Around midnight, his nurse came over to the workstation to inform me that she had been going up on his pressor support for about an hour—nothing dramatic, just a slow and steady need to titrate up. She was curious about the plan for when he maxed out. Judging by the inquiring faces not so subtly listening in, so were many of the other nurses. This was a code that no one wanted to run. This patient was nearly as beloved in the hospital as he was at home. I cringed along with everyone else at the thought of his last moments being surrounded by nurses and doctors trying to pound life out of his now jaundiced and edematous chest and body.

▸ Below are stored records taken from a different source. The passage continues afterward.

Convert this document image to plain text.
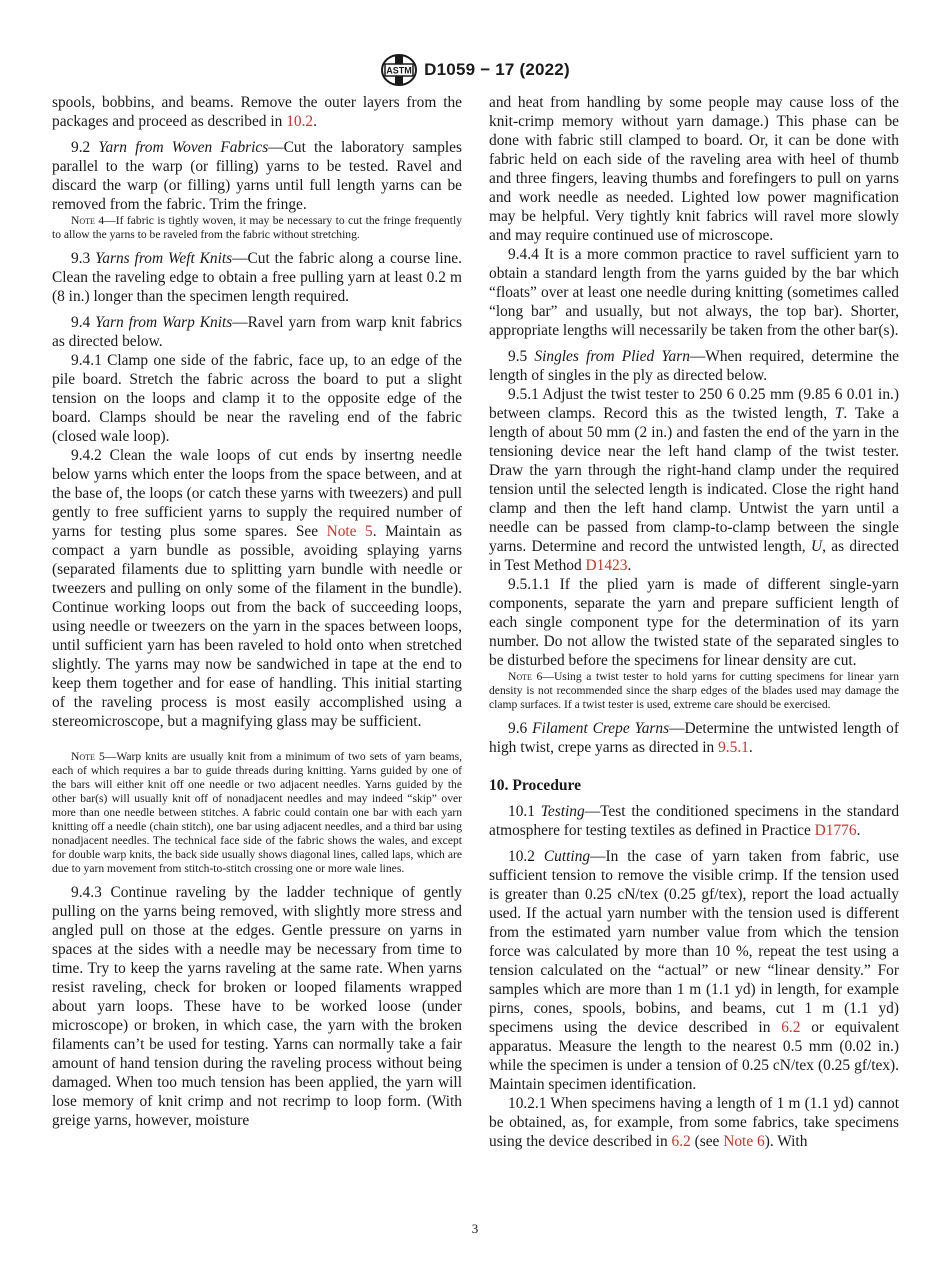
ASTM D1059 − 17 (2022)

spools, bobbins, and beams. Remove the outer layers from the packages and proceed as described in 10.2.

9.2 Yarn from Woven Fabrics—Cut the laboratory samples parallel to the warp (or filling) yarns to be tested. Ravel and discard the warp (or filling) yarns until full length yarns can be removed from the fabric. Trim the fringe.

Note 4—If fabric is tightly woven, it may be necessary to cut the fringe frequently to allow the yarns to be raveled from the fabric without stretching.

9.3 Yarns from Weft Knits—Cut the fabric along a course line. Clean the raveling edge to obtain a free pulling yarn at least 0.2 m (8 in.) longer than the specimen length required.

9.4 Yarn from Warp Knits—Ravel yarn from warp knit fabrics as directed below.

9.4.1 Clamp one side of the fabric, face up, to an edge of the pile board. Stretch the fabric across the board to put a slight tension on the loops and clamp it to the opposite edge of the board. Clamps should be near the raveling end of the fabric (closed wale loop).

9.4.2 Clean the wale loops of cut ends by insertng needle below yarns which enter the loops from the space between, and at the base of, the loops (or catch these yarns with tweezers) and pull gently to free sufficient yarns to supply the required number of yarns for testing plus some spares. See Note 5. Maintain as compact a yarn bundle as possible, avoiding splaying yarns (separated filaments due to splitting yarn bundle with needle or tweezers and pulling on only some of the filament in the bundle). Continue working loops out from the back of succeeding loops, using needle or tweezers on the yarn in the spaces between loops, until sufficient yarn has been raveled to hold onto when stretched slightly. The yarns may now be sandwiched in tape at the end to keep them together and for ease of handling. This initial starting of the raveling process is most easily accomplished using a stereomicroscope, but a magnifying glass may be sufficient.

Note 5—Warp knits are usually knit from a minimum of two sets of yarn beams, each of which requires a bar to guide threads during knitting. Yarns guided by one of the bars will either knit off one needle or two adjacent needles. Yarns guided by the other bar(s) will usually knit off of nonadjacent needles and may indeed “skip” over more than one needle between stitches. A fabric could contain one bar with each yarn knitting off a needle (chain stitch), one bar using adjacent needles, and a third bar using nonadjacent needles. The technical face side of the fabric shows the wales, and except for double warp knits, the back side usually shows diagonal lines, called laps, which are due to yarn movement from stitch-to-stitch crossing one or more wale lines.

9.4.3 Continue raveling by the ladder technique of gently pulling on the yarns being removed, with slightly more stress and angled pull on those at the edges. Gentle pressure on yarns in spaces at the sides with a needle may be necessary from time to time. Try to keep the yarns raveling at the same rate. When yarns resist raveling, check for broken or looped filaments wrapped about yarn loops. These have to be worked loose (under microscope) or broken, in which case, the yarn with the broken filaments can’t be used for testing. Yarns can normally take a fair amount of hand tension during the raveling process without being damaged. When too much tension has been applied, the yarn will lose memory of knit crimp and not recrimp to loop form. (With greige yarns, however, moisture

and heat from handling by some people may cause loss of the knit-crimp memory without yarn damage.) This phase can be done with fabric still clamped to board. Or, it can be done with fabric held on each side of the raveling area with heel of thumb and three fingers, leaving thumbs and forefingers to pull on yarns and work needle as needed. Lighted low power magnification may be helpful. Very tightly knit fabrics will ravel more slowly and may require continued use of microscope.

9.4.4 It is a more common practice to ravel sufficient yarn to obtain a standard length from the yarns guided by the bar which “floats” over at least one needle during knitting (sometimes called “long bar” and usually, but not always, the top bar). Shorter, appropriate lengths will necessarily be taken from the other bar(s).

9.5 Singles from Plied Yarn—When required, determine the length of singles in the ply as directed below.

9.5.1 Adjust the twist tester to 250 6 0.25 mm (9.85 6 0.01 in.) between clamps. Record this as the twisted length, T. Take a length of about 50 mm (2 in.) and fasten the end of the yarn in the tensioning device near the left hand clamp of the twist tester. Draw the yarn through the right-hand clamp under the required tension until the selected length is indicated. Close the right hand clamp and then the left hand clamp. Untwist the yarn until a needle can be passed from clamp-to-clamp between the single yarns. Determine and record the untwisted length, U, as directed in Test Method D1423.

9.5.1.1 If the plied yarn is made of different single-yarn components, separate the yarn and prepare sufficient length of each single component type for the determination of its yarn number. Do not allow the twisted state of the separated singles to be disturbed before the specimens for linear density are cut.

Note 6—Using a twist tester to hold yarns for cutting specimens for linear yarn density is not recommended since the sharp edges of the blades used may damage the clamp surfaces. If a twist tester is used, extreme care should be exercised.

9.6 Filament Crepe Yarns—Determine the untwisted length of high twist, crepe yarns as directed in 9.5.1.

10. Procedure

10.1 Testing—Test the conditioned specimens in the standard atmosphere for testing textiles as defined in Practice D1776.

10.2 Cutting—In the case of yarn taken from fabric, use sufficient tension to remove the visible crimp. If the tension used is greater than 0.25 cN/tex (0.25 gf/tex), report the load actually used. If the actual yarn number with the tension used is different from the estimated yarn number value from which the tension force was calculated by more than 10 %, repeat the test using a tension calculated on the “actual” or new “linear density.” For samples which are more than 1 m (1.1 yd) in length, for example pirns, cones, spools, bobins, and beams, cut 1 m (1.1 yd) specimens using the device described in 6.2 or equivalent apparatus. Measure the length to the nearest 0.5 mm (0.02 in.) while the specimen is under a tension of 0.25 cN/tex (0.25 gf/tex). Maintain specimen identification.

10.2.1 When specimens having a length of 1 m (1.1 yd) cannot be obtained, as, for example, from some fabrics, take specimens using the device described in 6.2 (see Note 6). With

3
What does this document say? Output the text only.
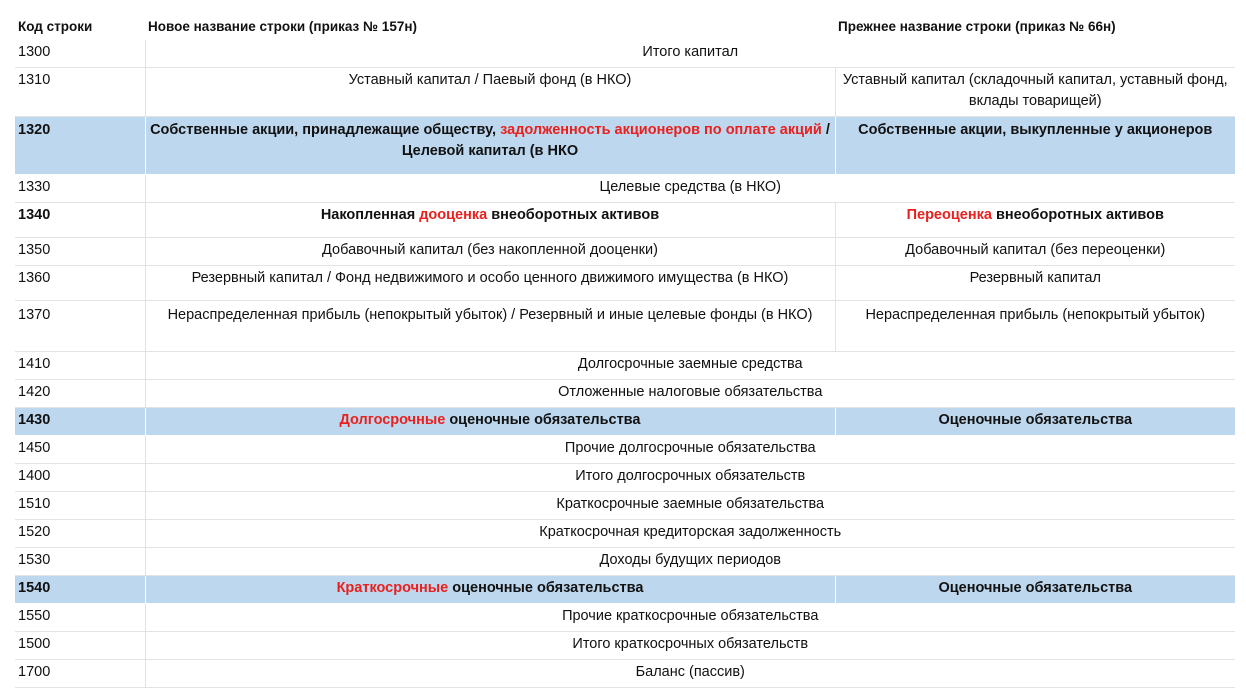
Код строки	Новое название строки (приказ № 157н)	Прежнее название строки (приказ № 66н)
1300	Итого капитал	
1310	Уставный капитал / Паевый фонд (в НКО)	Уставный капитал (складочный капитал, уставный фонд, вклады товарищей)
1320	Собственные акции, принадлежащие обществу, задолженность акционеров по оплате акций / Целевой капитал (в НКО	Собственные акции, выкупленные у акционеров
1330	Целевые средства (в НКО)	
1340	Накопленная дооценка внеоборотных активов	Переоценка внеоборотных активов
1350	Добавочный капитал (без накопленной дооценки)	Добавочный капитал (без переоценки)
1360	Резервный капитал / Фонд недвижимого и особо ценного движимого имущества (в НКО)	Резервный капитал
1370	Нераспределенная прибыль (непокрытый убыток) / Резервный и иные целевые фонды (в НКО)	Нераспределенная прибыль (непокрытый убыток)
1410	Долгосрочные заемные средства	
1420	Отложенные налоговые обязательства	
1430	Долгосрочные оценочные обязательства	Оценочные обязательства
1450	Прочие долгосрочные обязательства	
1400	Итого долгосрочных обязательств	
1510	Краткосрочные заемные обязательства	
1520	Краткосрочная кредиторская задолженность	
1530	Доходы будущих периодов	
1540	Краткосрочные оценочные обязательства	Оценочные обязательства
1550	Прочие краткосрочные обязательства	
1500	Итого краткосрочных обязательств	
1700	Баланс (пассив)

As per my now ingrained routine, I assessed the patient, talked with my attending, and updated the family. My attending was just meeting them, but this was the latest in a series of nights that I had spent at the patient's bedside. An hour, and multiple discussions with my attending later, we were in the same place. Once again maxed out, the inevitable coming closer.
I gently woke his parents so that we could talk—this time about his code status. I knelt on the floor by the window seat where they were camped out for the night, a position that under any other circumstance would have made my ankles and knees scream. We talked about their wishes for his final moments, and I shared mine as well. I didn't want his last moments or their last memories of him to be our team trying, with little hope of success, to restart his heart. His mother looked at me and conveyed simply, “I know what I should say.” The words “Do Not Resuscitate” were too painful for her to verbalize, but a mutual decision had been made.
Pediatricians by nature are protective, perhaps because we care for some of the very most delicate lives. Lives with years of potential ahead of them; bodies so far unblemished. It is tempting to be conservative with what we allow trainees to do on their own: with the procedures we allow them to attempt, with the conversations we allow them to work through. My attending could have taken over and simply told me to keep an eye on the rest of the unit while he spoke with the family, or shuttled me off to put in orders. Instead, he stayed behind the scenes, never more than a friendly telephone call and thoughtful answer away, emerging only when I specifically requested his help. Even then, after a brief bedside assessment to make sure that I hadn't missed anything, he stepped outside to watch the patient's monitor from a few rooms away, allowing me to remain at the patient's bedside and build on the relationship that I had formed with his family over the past week. For my professional growth, the experience was invaluable. As a human, and as a caregiver for this patient from the moment he entered our unit, it was a much needed opportunity for closure.
Our patient passed away peacefully several hours later, his parents and siblings at his side. It was a blissfully quiet night in the unit otherwise, allowing me to focus on his care largely uninterrupted. I left in the morning, drained of all I had, but filled with a purpose I had yet to experience as a resident. What a humbling experience to walk a family through the death of their child—one I never would have had without an attending who was willing to let me fly.